Crise diplomática e o rebaixamento das relações
A medida foi adotada pelo Ministério das Relações Exteriores como uma resposta direta ao comportamento do mandatário argentino. Com a permanência de Bitelli em Brasília, a representação brasileira na Argentina passa a ser exercida por um Encarregado de Negócios, um posto de hierarquia inferior que sinaliza o distanciamento institucional entre as nações.
O estopim para a decisão ocorreu em 26 de julho, durante uma convenção do Partido Liberal (PL). Na ocasião, Milei utilizou o território brasileiro para proferir ofensas contra Lula e atacar o ministro Alexandre de Moraes, relator de processos judiciais envolvendo o ex-presidente Jair Bolsonaro. O Itamaraty classificou a postura do líder argentino como um desrespeito sem precedentes ao Chefe de Estado e às instituições democráticas brasileiras.
Reação argentina e justificativas ideológicas
Em resposta à medida brasileira, o governo da Argentina manifestou descontentamento por meio de nota oficial. O Ministério das Relações Exteriores argentino classificou a decisão como uma ação unilateral motivada por questões ideológicas, alegando que o país vizinho não costuma responder a divergências políticas com sanções institucionais dessa natureza.
Em contrapartida, o governo brasileiro sustenta que a manutenção de laços diplomáticos não está atrelada ao espectro político dos governantes, mas sim ao respeito mútuo. A administração brasileira reforça que o rebaixamento é uma resposta estritamente diplomática aos insultos reiterados, que incluíram termos como "ladrão" e "lixo socialista" dirigidos ao presidente brasileiro.
Impactos econômicos e repercussão internacional
A crise gerou preocupação imediata no setor empresarial, dado o peso da parceria comercial entre as nações.

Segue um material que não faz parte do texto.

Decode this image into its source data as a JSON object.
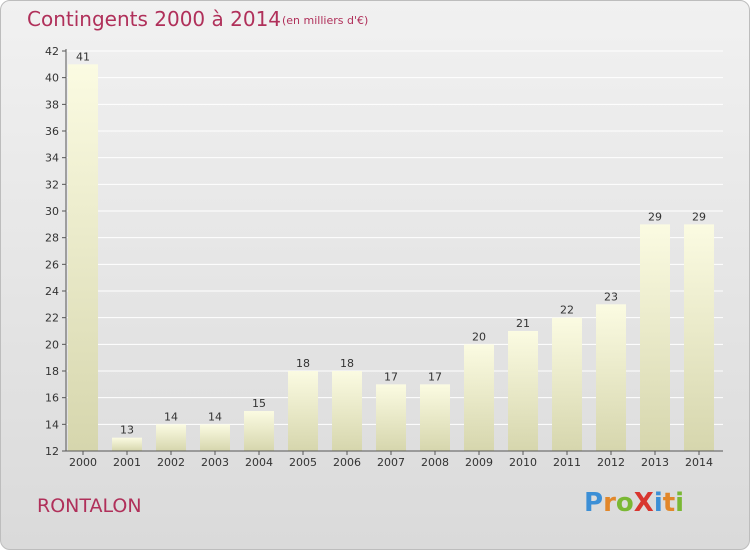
{
  "header": {
    "title": "Contingents 2000 à 2014",
    "subtitle": "(en milliers d'€)"
  },
  "footer": {
    "place": "RONTALON",
    "logo_text": "ProXiti"
  },
  "colors": {
    "title": "#b0305a",
    "bar_top": "#fbfbe2",
    "bar_bottom": "#d6d6ad",
    "axis": "#555555",
    "grid": "#ffffff"
  },
  "chart_data": {
    "type": "bar",
    "title": "Contingents 2000 à 2014",
    "subtitle": "(en milliers d'€)",
    "categories": [
      "2000",
      "2001",
      "2002",
      "2003",
      "2004",
      "2005",
      "2006",
      "2007",
      "2008",
      "2009",
      "2010",
      "2011",
      "2012",
      "2013",
      "2014"
    ],
    "values": [
      41,
      13,
      14,
      14,
      15,
      18,
      18,
      17,
      17,
      20,
      21,
      22,
      23,
      29,
      29
    ],
    "ylim": [
      12,
      42
    ],
    "yticks": [
      12,
      14,
      16,
      18,
      20,
      22,
      24,
      26,
      28,
      30,
      32,
      34,
      36,
      38,
      40,
      42
    ],
    "grid": true,
    "data_labels": true
  }
}
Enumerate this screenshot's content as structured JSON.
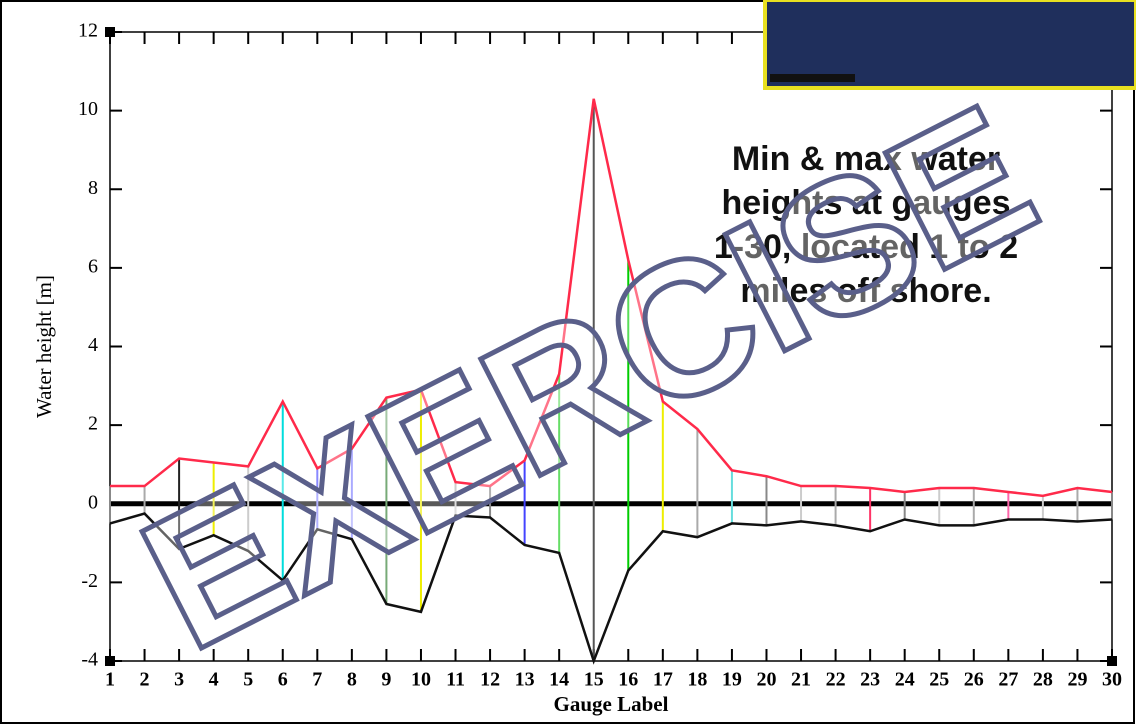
{
  "chart_data": {
    "type": "line",
    "annotation": [
      "Min & max water",
      "heights at gauges",
      "1-30, located 1 to 2",
      "miles off shore."
    ],
    "watermark": "EXERCISE",
    "x_label": "Gauge Label",
    "y_label": "Water height [m]",
    "x": [
      1,
      2,
      3,
      4,
      5,
      6,
      7,
      8,
      9,
      10,
      11,
      12,
      13,
      14,
      15,
      16,
      17,
      18,
      19,
      20,
      21,
      22,
      23,
      24,
      25,
      26,
      27,
      28,
      29,
      30
    ],
    "series": [
      {
        "color": "#ff2a4a",
        "values": [
          0.45,
          0.45,
          1.15,
          1.05,
          0.95,
          2.6,
          0.9,
          1.4,
          2.7,
          2.9,
          0.55,
          0.45,
          1.1,
          3.3,
          10.3,
          6.2,
          2.6,
          1.9,
          0.85,
          0.7,
          0.45,
          0.45,
          0.4,
          0.3,
          0.4,
          0.4,
          0.3,
          0.2,
          0.4,
          0.3
        ]
      },
      {
        "color": "#111111",
        "values": [
          -0.5,
          -0.25,
          -1.15,
          -0.8,
          -1.2,
          -1.95,
          -0.65,
          -0.9,
          -2.55,
          -2.75,
          -0.3,
          -0.35,
          -1.05,
          -1.25,
          -4,
          -1.7,
          -0.7,
          -0.85,
          -0.5,
          -0.55,
          -0.45,
          -0.55,
          -0.7,
          -0.4,
          -0.55,
          -0.55,
          -0.4,
          -0.4,
          -0.45,
          -0.4
        ]
      }
    ],
    "range_colors": [
      "#888",
      "#aaa",
      "#222",
      "#ee0",
      "#ccc",
      "#0dd",
      "#88f",
      "#aaf",
      "#7a7",
      "#ee0",
      "#ccc",
      "#888",
      "#44f",
      "#6d6",
      "#555",
      "#0c0",
      "#ee0",
      "#aaa",
      "#6dd",
      "#888",
      "#ccc",
      "#aaa",
      "#f36",
      "#888",
      "#ccc",
      "#aaa",
      "#f6a",
      "#ccc",
      "#aaa",
      "#888"
    ],
    "xlim": [
      1,
      30
    ],
    "xticks": [
      1,
      2,
      3,
      4,
      5,
      6,
      7,
      8,
      9,
      10,
      11,
      12,
      13,
      14,
      15,
      16,
      17,
      18,
      19,
      20,
      21,
      22,
      23,
      24,
      25,
      26,
      27,
      28,
      29,
      30
    ],
    "ylim": [
      -4,
      12
    ],
    "yticks": [
      -4,
      -2,
      0,
      2,
      4,
      6,
      8,
      10,
      12
    ]
  }
}
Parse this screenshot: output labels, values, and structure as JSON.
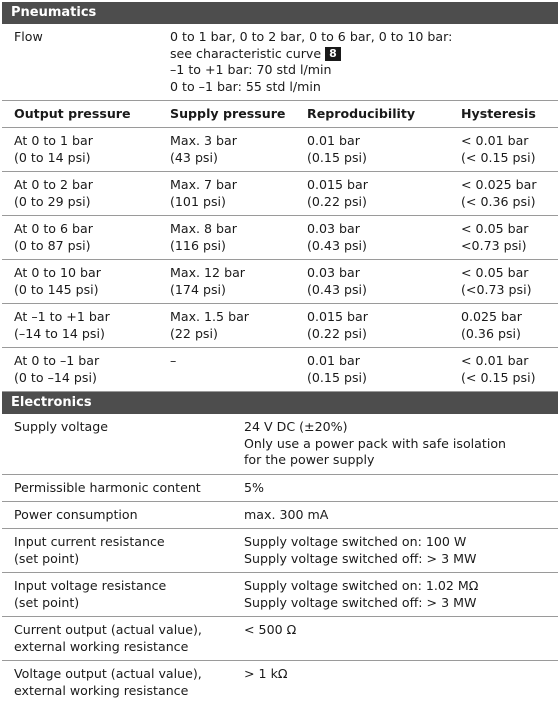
{
  "pneumatics": {
    "title": "Pneumatics",
    "flow_label": "Flow",
    "flow_lines": [
      "0 to 1 bar, 0 to 2 bar, 0 to 6 bar, 0 to 10 bar:",
      "see characteristic curve",
      "–1 to +1 bar: 70 std l/min",
      "0 to –1 bar: 55 std l/min"
    ],
    "curve_badge": "8",
    "headers": [
      "Output pressure",
      "Supply pressure",
      "Reproducibility",
      "Hysteresis"
    ],
    "rows": [
      [
        [
          "At 0 to 1 bar",
          "(0 to 14 psi)"
        ],
        [
          "Max. 3 bar",
          "(43 psi)"
        ],
        [
          "0.01 bar",
          "(0.15 psi)"
        ],
        [
          "< 0.01 bar",
          "(< 0.15 psi)"
        ]
      ],
      [
        [
          "At 0 to 2 bar",
          "(0 to 29 psi)"
        ],
        [
          "Max. 7 bar",
          "(101 psi)"
        ],
        [
          "0.015 bar",
          "(0.22 psi)"
        ],
        [
          "< 0.025 bar",
          "(< 0.36 psi)"
        ]
      ],
      [
        [
          "At 0 to 6 bar",
          "(0 to 87 psi)"
        ],
        [
          "Max. 8 bar",
          "(116 psi)"
        ],
        [
          "0.03 bar",
          "(0.43 psi)"
        ],
        [
          "< 0.05 bar",
          "<0.73 psi)"
        ]
      ],
      [
        [
          "At 0 to 10 bar",
          "(0 to 145 psi)"
        ],
        [
          "Max. 12 bar",
          "(174 psi)"
        ],
        [
          "0.03 bar",
          "(0.43 psi)"
        ],
        [
          "< 0.05 bar",
          "(<0.73 psi)"
        ]
      ],
      [
        [
          "At –1 to +1 bar",
          "(–14 to 14 psi)"
        ],
        [
          "Max. 1.5 bar",
          "(22 psi)"
        ],
        [
          "0.015 bar",
          "(0.22 psi)"
        ],
        [
          "0.025 bar",
          "(0.36 psi)"
        ]
      ],
      [
        [
          "At 0 to –1 bar",
          "(0 to –14 psi)"
        ],
        [
          "–",
          ""
        ],
        [
          "0.01 bar",
          "(0.15 psi)"
        ],
        [
          "< 0.01 bar",
          "(< 0.15 psi)"
        ]
      ]
    ]
  },
  "electronics": {
    "title": "Electronics",
    "rows": [
      {
        "label": [
          "Supply voltage"
        ],
        "value": [
          "24 V DC (±20%)",
          "Only use a power pack with safe isolation",
          "for the power supply"
        ]
      },
      {
        "label": [
          "Permissible harmonic content"
        ],
        "value": [
          "5%"
        ]
      },
      {
        "label": [
          "Power consumption"
        ],
        "value": [
          "max. 300 mA"
        ]
      },
      {
        "label": [
          "Input current resistance",
          "(set point)"
        ],
        "value": [
          "Supply voltage switched on: 100 W",
          "Supply voltage switched off: > 3 MW"
        ]
      },
      {
        "label": [
          "Input voltage resistance",
          "(set point)"
        ],
        "value": [
          "Supply voltage switched on: 1.02 MΩ",
          "Supply voltage switched off: > 3 MW"
        ]
      },
      {
        "label": [
          "Current output (actual value),",
          "external working resistance"
        ],
        "value": [
          "< 500 Ω"
        ]
      },
      {
        "label": [
          "Voltage output (actual value),",
          "external working resistance"
        ],
        "value": [
          "> 1 kΩ"
        ]
      }
    ]
  }
}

De acordo com dados do Instituto Nacional de Estatísticas e Censos da Argentina (Indec), o Brasil é o principal destino das exportações argentinas, absorvendo 12,6% dos bens enviados ao exterior no primeiro semestre de 2026.
A imprensa argentina acompanhou o desdobramento com cautela. Veículos como o Clarín descreveram o movimento como uma "dura sanção diplomática", enquanto o Infobae alertou para a existência de uma crise sem precedentes. O cenário coloca em xeque a estabilidade das trocas comerciais, que em 2025 movimentaram US$ 18,1 bilhões em exportações brasileiras para o mercado argentino.